Un président de la Fed très engagé… voire craintif sur l’économie ?

par Alexandre Baradez, Responsable de l’analyse marchés chez IG France

Après la BCE en juin, c’est la Banque d’Angleterre qui a annoncé sa première baisse de taux aujourd’hui, en attendant la Réserve Fédérale en septembre. 

C’est probablement la baisse de taux la plus surveillée et la plus attendue par les marchés, celle de la Fed qui maintient sa fourchette de taux inchangée (entre 5.25%-5.50%) depuis juillet 2023. Sachant qu’il avait fallu seulement 18 mois à la Fed pour faire passer son taux proche de 0% en janvier 2022, à près de 5.50% en 2023. Le tout étant accompagné d’une réduction de la taille du bilan de l’institution monétaire pour limiter la liquidité disponible et calmer ainsi les pressions inflationnistes. 

L’inflation PCE sous-jacente aux Etats-Unis (inflation hors alimentation et énergie), la mesure la plus surveillée par la Fed, avait culminé à 5.4% en février 2022 sachant que les mois précédant le déclenchement de la pandémie, elle évoluait entre 1.6% et 1.8%. 

La politique de « higher for longer » sur les taux, menée par l’institution monétaire américaine, a progressivement porté ses fruits et l’inflation est retombée à 2.6% en juin, pas encore à l’objectif de 2% mais à un niveau suffisamment bas pour accélérer les discussions sur une première baisse de taux. 

Et c’est clairement le message qu’a voulu faire passer le président de la Fed lors de la dernière conférence de presse.
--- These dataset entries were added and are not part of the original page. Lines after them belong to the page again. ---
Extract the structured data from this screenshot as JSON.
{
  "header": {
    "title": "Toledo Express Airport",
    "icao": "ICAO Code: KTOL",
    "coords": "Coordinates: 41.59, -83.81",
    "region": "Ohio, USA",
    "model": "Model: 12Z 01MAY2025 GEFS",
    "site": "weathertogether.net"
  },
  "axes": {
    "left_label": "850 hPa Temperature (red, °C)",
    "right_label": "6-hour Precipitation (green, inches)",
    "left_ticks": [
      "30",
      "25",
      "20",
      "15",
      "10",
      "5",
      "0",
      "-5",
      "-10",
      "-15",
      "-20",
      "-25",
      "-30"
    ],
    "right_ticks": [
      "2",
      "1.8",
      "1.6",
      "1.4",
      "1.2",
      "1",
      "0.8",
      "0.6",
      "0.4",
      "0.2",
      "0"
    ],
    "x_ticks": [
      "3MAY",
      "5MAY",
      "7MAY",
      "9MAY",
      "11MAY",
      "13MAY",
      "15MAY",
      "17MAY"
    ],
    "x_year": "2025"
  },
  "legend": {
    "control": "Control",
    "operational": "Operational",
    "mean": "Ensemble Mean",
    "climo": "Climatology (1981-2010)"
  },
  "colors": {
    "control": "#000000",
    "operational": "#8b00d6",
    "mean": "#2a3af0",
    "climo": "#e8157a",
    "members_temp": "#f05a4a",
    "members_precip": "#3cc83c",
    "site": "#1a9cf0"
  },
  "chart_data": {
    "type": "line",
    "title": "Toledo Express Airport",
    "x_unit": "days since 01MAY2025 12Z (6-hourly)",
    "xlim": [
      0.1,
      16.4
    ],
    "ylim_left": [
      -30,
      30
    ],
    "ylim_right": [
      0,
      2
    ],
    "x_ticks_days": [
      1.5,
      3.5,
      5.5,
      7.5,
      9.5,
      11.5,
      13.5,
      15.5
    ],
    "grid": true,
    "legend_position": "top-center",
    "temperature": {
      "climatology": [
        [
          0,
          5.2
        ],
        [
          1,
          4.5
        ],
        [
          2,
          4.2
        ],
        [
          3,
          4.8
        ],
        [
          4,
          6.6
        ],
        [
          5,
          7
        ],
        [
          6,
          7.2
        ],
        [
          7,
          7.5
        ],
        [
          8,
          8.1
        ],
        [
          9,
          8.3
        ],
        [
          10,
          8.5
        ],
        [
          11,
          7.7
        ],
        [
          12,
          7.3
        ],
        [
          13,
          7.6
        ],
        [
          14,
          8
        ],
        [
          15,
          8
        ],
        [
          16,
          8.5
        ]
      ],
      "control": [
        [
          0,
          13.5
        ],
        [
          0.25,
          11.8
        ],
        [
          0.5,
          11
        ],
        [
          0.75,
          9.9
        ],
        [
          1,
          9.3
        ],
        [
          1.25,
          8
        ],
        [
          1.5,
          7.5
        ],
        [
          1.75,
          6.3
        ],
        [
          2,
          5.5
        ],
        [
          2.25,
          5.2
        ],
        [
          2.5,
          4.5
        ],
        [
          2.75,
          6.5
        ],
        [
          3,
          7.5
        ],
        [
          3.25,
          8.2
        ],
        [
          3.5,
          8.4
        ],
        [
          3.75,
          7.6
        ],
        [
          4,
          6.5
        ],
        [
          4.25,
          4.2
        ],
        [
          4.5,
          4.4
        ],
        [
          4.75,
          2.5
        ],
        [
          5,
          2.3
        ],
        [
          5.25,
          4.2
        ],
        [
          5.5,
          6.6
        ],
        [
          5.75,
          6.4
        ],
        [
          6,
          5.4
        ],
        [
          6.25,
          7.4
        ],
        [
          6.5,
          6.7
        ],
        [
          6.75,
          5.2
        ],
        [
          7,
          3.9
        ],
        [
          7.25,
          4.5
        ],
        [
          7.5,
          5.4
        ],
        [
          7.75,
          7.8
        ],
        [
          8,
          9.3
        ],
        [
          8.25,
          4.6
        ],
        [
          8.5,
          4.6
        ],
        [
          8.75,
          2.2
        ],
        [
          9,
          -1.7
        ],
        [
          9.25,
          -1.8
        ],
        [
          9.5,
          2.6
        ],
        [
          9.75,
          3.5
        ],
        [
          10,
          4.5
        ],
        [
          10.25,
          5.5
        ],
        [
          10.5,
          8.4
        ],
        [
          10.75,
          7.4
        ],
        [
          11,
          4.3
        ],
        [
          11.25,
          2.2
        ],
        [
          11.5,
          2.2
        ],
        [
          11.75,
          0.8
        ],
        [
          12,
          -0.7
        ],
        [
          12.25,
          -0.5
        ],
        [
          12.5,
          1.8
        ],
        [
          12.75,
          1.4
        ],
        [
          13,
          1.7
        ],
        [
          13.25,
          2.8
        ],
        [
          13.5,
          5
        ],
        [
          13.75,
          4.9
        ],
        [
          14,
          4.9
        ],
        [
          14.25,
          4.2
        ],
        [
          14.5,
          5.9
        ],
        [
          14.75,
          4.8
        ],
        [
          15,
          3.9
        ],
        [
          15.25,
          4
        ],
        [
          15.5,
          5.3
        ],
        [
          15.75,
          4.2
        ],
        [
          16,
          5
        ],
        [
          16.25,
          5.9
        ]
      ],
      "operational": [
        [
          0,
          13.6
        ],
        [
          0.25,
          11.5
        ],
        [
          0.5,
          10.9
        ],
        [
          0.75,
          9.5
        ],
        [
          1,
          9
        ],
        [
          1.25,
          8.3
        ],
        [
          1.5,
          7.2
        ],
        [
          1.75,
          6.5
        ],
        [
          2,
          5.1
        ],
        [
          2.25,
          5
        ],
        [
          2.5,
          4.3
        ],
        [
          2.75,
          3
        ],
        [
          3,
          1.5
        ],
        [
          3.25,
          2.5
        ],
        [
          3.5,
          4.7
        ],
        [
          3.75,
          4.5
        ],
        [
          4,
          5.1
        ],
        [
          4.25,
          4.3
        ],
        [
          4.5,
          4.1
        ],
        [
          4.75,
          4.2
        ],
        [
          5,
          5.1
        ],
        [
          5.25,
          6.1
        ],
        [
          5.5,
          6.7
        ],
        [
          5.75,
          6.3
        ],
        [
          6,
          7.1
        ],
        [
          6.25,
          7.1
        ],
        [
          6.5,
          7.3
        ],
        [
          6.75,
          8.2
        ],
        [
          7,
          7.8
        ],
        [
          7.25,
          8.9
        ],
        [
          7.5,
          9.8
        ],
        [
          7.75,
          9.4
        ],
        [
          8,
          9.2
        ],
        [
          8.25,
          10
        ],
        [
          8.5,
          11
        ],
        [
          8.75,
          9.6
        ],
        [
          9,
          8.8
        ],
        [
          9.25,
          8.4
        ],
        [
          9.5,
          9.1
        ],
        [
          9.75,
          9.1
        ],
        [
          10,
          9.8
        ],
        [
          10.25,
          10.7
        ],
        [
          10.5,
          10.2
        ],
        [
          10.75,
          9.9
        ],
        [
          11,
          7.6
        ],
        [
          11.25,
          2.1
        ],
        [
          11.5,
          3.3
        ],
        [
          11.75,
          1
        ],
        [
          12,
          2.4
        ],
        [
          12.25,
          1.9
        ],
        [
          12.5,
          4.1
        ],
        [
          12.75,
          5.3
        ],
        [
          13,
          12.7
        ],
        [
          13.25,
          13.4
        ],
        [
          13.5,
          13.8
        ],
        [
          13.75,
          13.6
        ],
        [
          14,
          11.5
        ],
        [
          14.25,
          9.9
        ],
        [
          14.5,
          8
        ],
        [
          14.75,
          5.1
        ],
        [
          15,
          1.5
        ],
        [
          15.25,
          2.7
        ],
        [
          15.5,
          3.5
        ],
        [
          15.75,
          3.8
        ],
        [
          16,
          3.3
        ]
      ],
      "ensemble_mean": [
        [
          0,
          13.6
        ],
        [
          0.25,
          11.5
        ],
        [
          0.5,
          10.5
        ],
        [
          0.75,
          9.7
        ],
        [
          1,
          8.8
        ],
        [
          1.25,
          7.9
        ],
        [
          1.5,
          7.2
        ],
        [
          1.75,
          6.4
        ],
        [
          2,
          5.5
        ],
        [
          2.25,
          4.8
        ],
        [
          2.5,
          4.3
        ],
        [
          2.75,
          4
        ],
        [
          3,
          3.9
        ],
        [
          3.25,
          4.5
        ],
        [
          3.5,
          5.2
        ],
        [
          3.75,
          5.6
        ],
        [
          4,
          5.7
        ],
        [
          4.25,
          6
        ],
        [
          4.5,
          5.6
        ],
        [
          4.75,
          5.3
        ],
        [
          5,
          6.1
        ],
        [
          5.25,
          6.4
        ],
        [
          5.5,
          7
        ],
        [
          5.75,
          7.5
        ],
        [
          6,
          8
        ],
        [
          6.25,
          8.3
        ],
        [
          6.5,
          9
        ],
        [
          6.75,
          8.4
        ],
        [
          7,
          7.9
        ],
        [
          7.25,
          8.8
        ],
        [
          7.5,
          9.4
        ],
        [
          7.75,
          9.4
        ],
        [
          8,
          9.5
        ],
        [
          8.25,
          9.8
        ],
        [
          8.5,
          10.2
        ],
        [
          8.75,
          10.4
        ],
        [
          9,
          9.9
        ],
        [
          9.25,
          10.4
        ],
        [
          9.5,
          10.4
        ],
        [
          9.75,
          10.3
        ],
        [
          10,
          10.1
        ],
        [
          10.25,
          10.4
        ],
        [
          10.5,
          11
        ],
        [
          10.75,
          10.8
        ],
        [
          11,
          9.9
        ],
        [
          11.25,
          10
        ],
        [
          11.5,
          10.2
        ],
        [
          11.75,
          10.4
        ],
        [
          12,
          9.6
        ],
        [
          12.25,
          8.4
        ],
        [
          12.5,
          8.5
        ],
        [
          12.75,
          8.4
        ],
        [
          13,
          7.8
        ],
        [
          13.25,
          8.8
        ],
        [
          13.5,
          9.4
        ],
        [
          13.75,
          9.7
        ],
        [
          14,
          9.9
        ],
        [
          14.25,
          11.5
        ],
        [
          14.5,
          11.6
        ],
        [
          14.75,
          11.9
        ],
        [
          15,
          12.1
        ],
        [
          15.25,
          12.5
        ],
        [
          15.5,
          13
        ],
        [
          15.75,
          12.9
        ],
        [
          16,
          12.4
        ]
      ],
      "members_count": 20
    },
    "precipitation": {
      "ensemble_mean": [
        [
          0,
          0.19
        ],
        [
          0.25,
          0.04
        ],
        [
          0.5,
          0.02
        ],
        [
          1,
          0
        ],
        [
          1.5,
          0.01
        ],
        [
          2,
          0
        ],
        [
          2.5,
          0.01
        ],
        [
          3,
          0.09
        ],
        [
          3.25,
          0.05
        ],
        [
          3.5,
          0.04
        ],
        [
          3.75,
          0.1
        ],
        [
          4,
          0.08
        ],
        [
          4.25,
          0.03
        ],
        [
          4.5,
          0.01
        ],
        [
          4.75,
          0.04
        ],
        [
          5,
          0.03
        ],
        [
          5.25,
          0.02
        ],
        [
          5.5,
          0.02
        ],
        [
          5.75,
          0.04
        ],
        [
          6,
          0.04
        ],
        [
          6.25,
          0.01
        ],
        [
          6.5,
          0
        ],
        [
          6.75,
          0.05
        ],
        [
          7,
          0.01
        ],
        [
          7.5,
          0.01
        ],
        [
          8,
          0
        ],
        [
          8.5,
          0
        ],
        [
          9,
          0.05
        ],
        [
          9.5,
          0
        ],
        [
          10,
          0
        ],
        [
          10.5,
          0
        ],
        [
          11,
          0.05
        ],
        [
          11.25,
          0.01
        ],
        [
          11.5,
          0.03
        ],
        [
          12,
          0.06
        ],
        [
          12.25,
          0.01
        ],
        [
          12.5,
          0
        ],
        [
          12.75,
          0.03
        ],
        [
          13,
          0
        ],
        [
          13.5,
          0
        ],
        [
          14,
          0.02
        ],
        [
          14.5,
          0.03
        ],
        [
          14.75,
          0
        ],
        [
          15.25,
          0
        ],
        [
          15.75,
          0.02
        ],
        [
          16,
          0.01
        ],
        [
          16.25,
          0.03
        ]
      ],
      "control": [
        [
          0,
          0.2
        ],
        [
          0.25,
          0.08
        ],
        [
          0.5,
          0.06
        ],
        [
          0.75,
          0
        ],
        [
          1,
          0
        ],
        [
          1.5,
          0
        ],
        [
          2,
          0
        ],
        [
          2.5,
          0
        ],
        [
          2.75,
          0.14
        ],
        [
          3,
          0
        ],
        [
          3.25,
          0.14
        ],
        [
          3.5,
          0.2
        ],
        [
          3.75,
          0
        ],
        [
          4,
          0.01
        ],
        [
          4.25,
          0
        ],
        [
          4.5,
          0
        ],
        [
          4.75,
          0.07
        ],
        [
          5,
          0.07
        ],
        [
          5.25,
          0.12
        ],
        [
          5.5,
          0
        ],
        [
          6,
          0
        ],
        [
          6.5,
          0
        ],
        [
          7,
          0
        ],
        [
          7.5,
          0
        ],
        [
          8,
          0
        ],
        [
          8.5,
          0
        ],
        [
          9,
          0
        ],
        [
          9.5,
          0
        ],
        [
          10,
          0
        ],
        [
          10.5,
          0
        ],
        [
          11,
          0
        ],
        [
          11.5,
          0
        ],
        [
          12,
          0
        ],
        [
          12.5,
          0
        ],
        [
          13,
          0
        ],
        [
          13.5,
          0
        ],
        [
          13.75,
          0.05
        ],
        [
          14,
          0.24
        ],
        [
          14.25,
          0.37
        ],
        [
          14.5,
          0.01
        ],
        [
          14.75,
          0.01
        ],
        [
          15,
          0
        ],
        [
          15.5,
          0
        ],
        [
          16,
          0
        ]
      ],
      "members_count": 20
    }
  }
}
Alors même que le communiqué de la Fed n’avait que légèrement évolué par rapport à juin, notamment dans les mots employés pour qualifier les progrès sur l’inflation, Jerome Powell s’est montré beaucoup plus précis et engagé sur le timing de la prochaine baisse de taux, à savoir septembre. 

Même s’il a rappelé que la Fed restait dépendante des données économiques pour prendre ses décisions, il a clairement désigné la réunion de septembre pour une première baisse de taux. Allant même plus loin que ça en expliquant sans détour que des discussions s’étaient même tenues au sein du comité pour une première baisse de taux…dès le mois de juillet ! 

Donc si la possibilité d’une baisse de taux en juillet a été discutée, difficile de ne pas procéder à l’opération à la réunion suivante, c’est-à-dire septembre. La foison d’informations communiquées par Jerome Powell a surpris certains observateurs, notamment lorsqu’il a dit sans détour que « les risques de hard landing sont maintenant » (!). Non pas qu’il anticipe réellement un hard landing de l’économie, sinon les taux auraient déjà été baissés, mais la fait d’aborder ce risque alors qu’il décrivait jusqu’ici l’économie et l’emploi comme «solides », montre peut-être que des inquiétudes sous-jacentes sur la croissance apparaissent au sein de l’institution. 

Les risques perçus au sein de la Fed sont désormais beaucoup plus équilibrés : alors que l’inflation était la source de préoccupation principale de la Fed jusqu’ici, Jerome Powell a expliqué hier que « les risques concernant le mandat sur l’emploi sont réels désormais ». 

Et lorsqu’il a été interrogé sur la possibilité d’une baisse de taux de 0.50% au lieu de 0.25%, il a répondu que cette hypothèse n’était pas retenue « pour l’instant ». 

Même s’il a rappelé que la Fed restait dépendante des données économiques, on a bien senti qu’une baisse de taux en septembre était implicitement actée, et qu’il faudrait donc un rebond marqué de l’inflation et/ou de très bons chiffres sur l’emploi d’ici-là pour éloigner ce scénario et le repousser à novembre ou décembre.

Ce qui va donc renforcer un peu plus l’attention des marchés sur les prochains chiffres d’inflation et d’emploi, pour voir s’ils collent avec le « scénario » proposé par le président de la Fed. 

A noter, en conclusion, que le ton étonnamment souple (voire un peu craintif ?) de Jerome Powell hier fait probablement les affaires de la BCE pour laquelle il sera plus facile de déclencher une deuxième baisse de taux si la Fed entame enfin son cycle de baisse de taux. On pensait que le symposium des banquiers centraux à Jackson Hole fin août serait le moment idéal pour communiquer aux marchés l’intention de baisser les taux le mois suivant…mais la délivrance du message ne pouvait, semble-t-il, pas attendre.